Now, let’s see if there are any highly correlated features with a correlation matrix like so:
# Apply mask
mask = np.triu(np.ones_like(df.corr()))
# Show correlation matrix
dataplot = sns.heatmap(df.corr(), annot=True, fmt='.2f', mask=mask)
Code language: PHP (php)
Now, let’s split the data into the train and the test sets, fit with a linear regression model, and calculate R2:
# Define features
X = df.iloc[:,:-1]
# Define label
y = df['progression']
# Split
X_train, X_test, y_train, y_test = train_test_split(X, y, test_size=0.2,random_state=42)
# Fit lin. regr. the model
reg = LinearRegression().fit(X_train, y_train)
# Make predictions
y_test_pred = reg.predict(X_test)
y_train_pred = reg.predict(X_train)
# R^2 on both sets
print(f'Coeff. of determination on train set:{reg.score(X_train, y_train): .2f}')
print(f'Coeff. of determination on test set:{reg.score(X_test, y_test): .2f}')
Code language: PHP (php)
And we get:
Coeff. of determination on train set: 0.53
Coeff. of determination on test set: 0.45
Code language: JavaScript (javascript)
So, the results of R2 are not very convincing, and we’d try different Machine Learning models to solve this problem.

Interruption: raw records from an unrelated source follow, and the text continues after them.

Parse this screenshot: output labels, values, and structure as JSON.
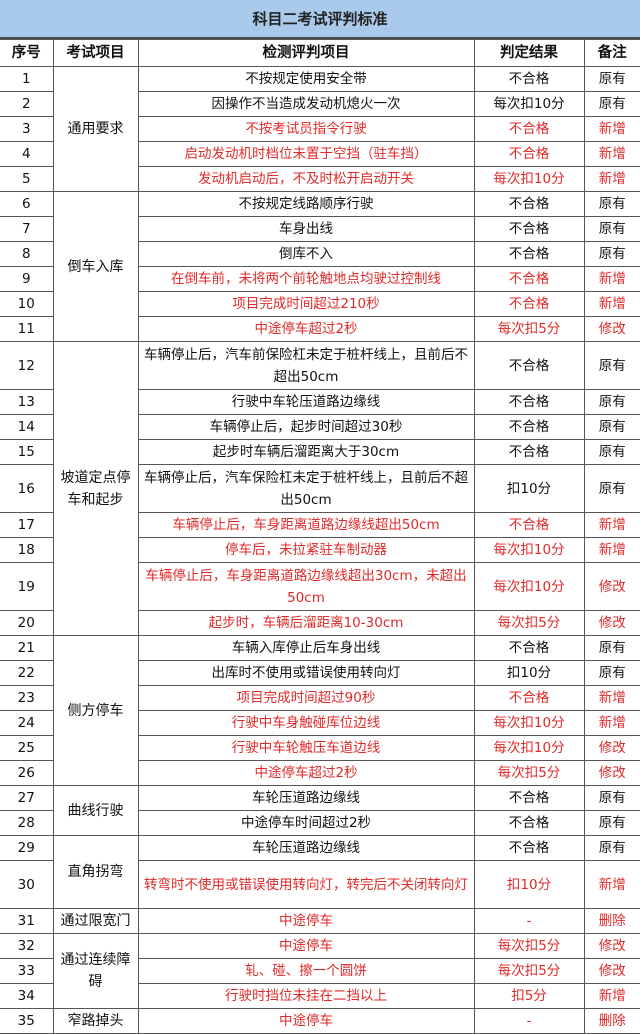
{
  "title": "科目二考试评判标准",
  "headers": [
    "序号",
    "考试项目",
    "检测评判项目",
    "判定结果",
    "备注"
  ],
  "colors": {
    "header_bg": "#a9c9ea",
    "red_text": "#e02a2a",
    "black_text": "#111111"
  },
  "groups": [
    {
      "label": "通用要求",
      "rows": [
        1,
        5
      ]
    },
    {
      "label": "倒车入库",
      "rows": [
        6,
        11
      ]
    },
    {
      "label": "坡道定点停车和起步",
      "rows": [
        12,
        20
      ]
    },
    {
      "label": "侧方停车",
      "rows": [
        21,
        26
      ]
    },
    {
      "label": "曲线行驶",
      "rows": [
        27,
        28
      ]
    },
    {
      "label": "直角拐弯",
      "rows": [
        29,
        30
      ]
    },
    {
      "label": "通过限宽门",
      "rows": [
        31,
        31
      ]
    },
    {
      "label": "通过连续障碍",
      "rows": [
        32,
        34
      ]
    },
    {
      "label": "窄路掉头",
      "rows": [
        35,
        35
      ]
    }
  ],
  "rows": [
    {
      "n": "1",
      "item": "不按规定使用安全带",
      "result": "不合格",
      "note": "原有",
      "red": false
    },
    {
      "n": "2",
      "item": "因操作不当造成发动机熄火一次",
      "result": "每次扣10分",
      "note": "原有",
      "red": false
    },
    {
      "n": "3",
      "item": "不按考试员指令行驶",
      "result": "不合格",
      "note": "新增",
      "red": true
    },
    {
      "n": "4",
      "item": "启动发动机时档位未置于空挡（驻车挡）",
      "result": "不合格",
      "note": "新增",
      "red": true
    },
    {
      "n": "5",
      "item": "发动机启动后，不及时松开启动开关",
      "result": "每次扣10分",
      "note": "新增",
      "red": true
    },
    {
      "n": "6",
      "item": "不按规定线路顺序行驶",
      "result": "不合格",
      "note": "原有",
      "red": false
    },
    {
      "n": "7",
      "item": "车身出线",
      "result": "不合格",
      "note": "原有",
      "red": false
    },
    {
      "n": "8",
      "item": "倒库不入",
      "result": "不合格",
      "note": "原有",
      "red": false
    },
    {
      "n": "9",
      "item": "在倒车前，未将两个前轮触地点均驶过控制线",
      "result": "不合格",
      "note": "新增",
      "red": true
    },
    {
      "n": "10",
      "item": "项目完成时间超过210秒",
      "result": "不合格",
      "note": "新增",
      "red": true
    },
    {
      "n": "11",
      "item": "中途停车超过2秒",
      "result": "每次扣5分",
      "note": "修改",
      "red": true
    },
    {
      "n": "12",
      "item": "车辆停止后，汽车前保险杠未定于桩杆线上，且前后不超出50cm",
      "result": "不合格",
      "note": "原有",
      "red": false,
      "double": true
    },
    {
      "n": "13",
      "item": "行驶中车轮压道路边缘线",
      "result": "不合格",
      "note": "原有",
      "red": false
    },
    {
      "n": "14",
      "item": "车辆停止后，起步时间超过30秒",
      "result": "不合格",
      "note": "原有",
      "red": false
    },
    {
      "n": "15",
      "item": "起步时车辆后溜距离大于30cm",
      "result": "不合格",
      "note": "原有",
      "red": false
    },
    {
      "n": "16",
      "item": "车辆停止后，汽车保险杠未定于桩杆线上，且前后不超出50cm",
      "result": "扣10分",
      "note": "原有",
      "red": false,
      "double": true
    },
    {
      "n": "17",
      "item": "车辆停止后，车身距离道路边缘线超出50cm",
      "result": "不合格",
      "note": "新增",
      "red": true
    },
    {
      "n": "18",
      "item": "停车后，未拉紧驻车制动器",
      "result": "每次扣10分",
      "note": "新增",
      "red": true
    },
    {
      "n": "19",
      "item": "车辆停止后，车身距离道路边缘线超出30cm，未超出50cm",
      "result": "每次扣10分",
      "note": "修改",
      "red": true,
      "double": true
    },
    {
      "n": "20",
      "item": "起步时，车辆后溜距离10-30cm",
      "result": "每次扣5分",
      "note": "修改",
      "red": true
    },
    {
      "n": "21",
      "item": "车辆入库停止后车身出线",
      "result": "不合格",
      "note": "原有",
      "red": false
    },
    {
      "n": "22",
      "item": "出库时不使用或错误使用转向灯",
      "result": "扣10分",
      "note": "原有",
      "red": false
    },
    {
      "n": "23",
      "item": "项目完成时间超过90秒",
      "result": "不合格",
      "note": "新增",
      "red": true
    },
    {
      "n": "24",
      "item": "行驶中车身触碰库位边线",
      "result": "每次扣10分",
      "note": "新增",
      "red": true
    },
    {
      "n": "25",
      "item": "行驶中车轮触压车道边线",
      "result": "每次扣10分",
      "note": "修改",
      "red": true
    },
    {
      "n": "26",
      "item": "中途停车超过2秒",
      "result": "每次扣5分",
      "note": "修改",
      "red": true
    },
    {
      "n": "27",
      "item": "车轮压道路边缘线",
      "result": "不合格",
      "note": "原有",
      "red": false
    },
    {
      "n": "28",
      "item": "中途停车时间超过2秒",
      "result": "不合格",
      "note": "原有",
      "red": false
    },
    {
      "n": "29",
      "item": "车轮压道路边缘线",
      "result": "不合格",
      "note": "原有",
      "red": false
    },
    {
      "n": "30",
      "item": "转弯时不使用或错误使用转向灯，转完后不关闭转向灯",
      "result": "扣10分",
      "note": "新增",
      "red": true,
      "double": true
    },
    {
      "n": "31",
      "item": "中途停车",
      "result": "-",
      "note": "删除",
      "red": true
    },
    {
      "n": "32",
      "item": "中途停车",
      "result": "每次扣5分",
      "note": "修改",
      "red": true
    },
    {
      "n": "33",
      "item": "轧、碰、擦一个圆饼",
      "result": "每次扣5分",
      "note": "修改",
      "red": true
    },
    {
      "n": "34",
      "item": "行驶时挡位未挂在二挡以上",
      "result": "扣5分",
      "note": "新增",
      "red": true
    },
    {
      "n": "35",
      "item": "中途停车",
      "result": "-",
      "note": "删除",
      "red": true
    }
  ]
}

Anyway, here we’ve shown that a notebook in DataBricks can be used exactly as any other Notebook.
Conclusion
In this article, we’ve described the importance of DataBricks as a Lakehouse that, amongst the others, allows us to manage complicated ML workflows.
Anyway, we’ve also shown how to use Notebooks in DataBricks with Python. As we’ve seen, DataBricks has all the most used Python libraries already installed.

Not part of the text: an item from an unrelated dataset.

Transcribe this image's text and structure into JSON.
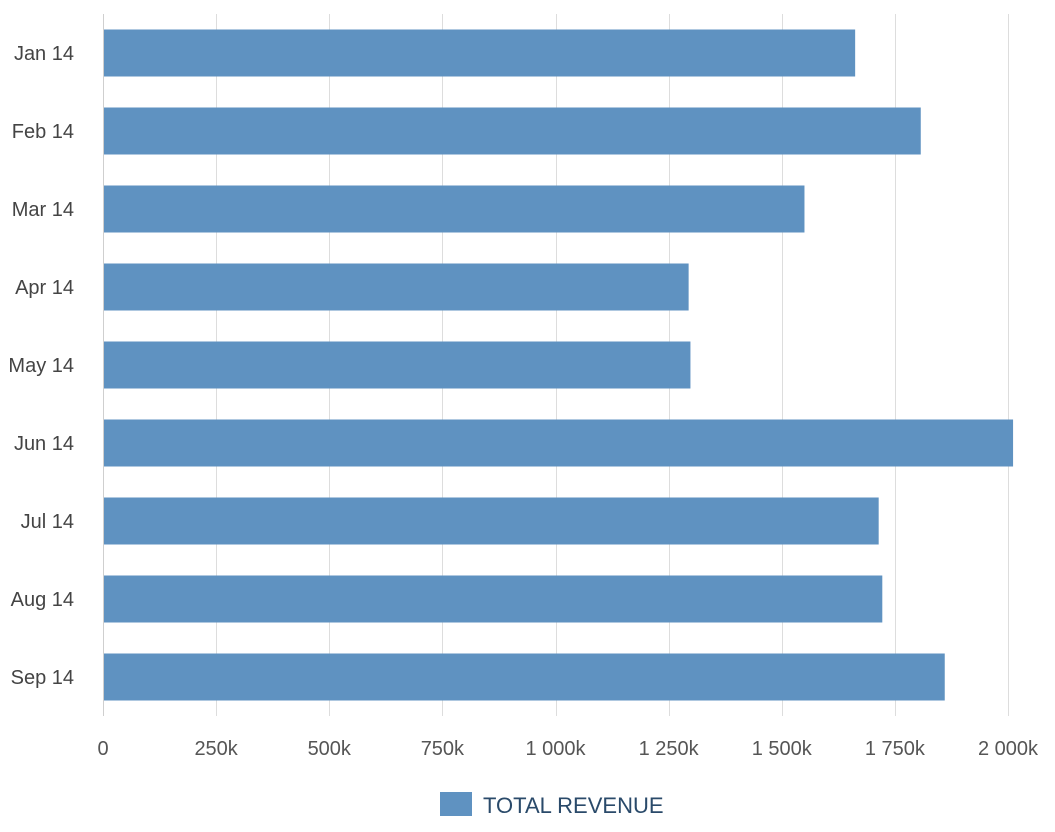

Also, we can use Notebooks in DataBricks the same we we use Jupyter Notebooks, but with the advantage to manage workflows and huge amounts of data, as well as unstructured data, depending on the actual problem we’re solving.
Concluding, some of the reasons why we may use DataBricks are when we need:
- To deal with large-scale data processing and analysis.
- A collaborative environment for data scientists, analysts, and engineers to work together.
- To build end-to-end machine learning pipelines.
- To analyze and process real-time data.
- To leverage the capabilities of Apache Spark without managing the underlying infrastructure.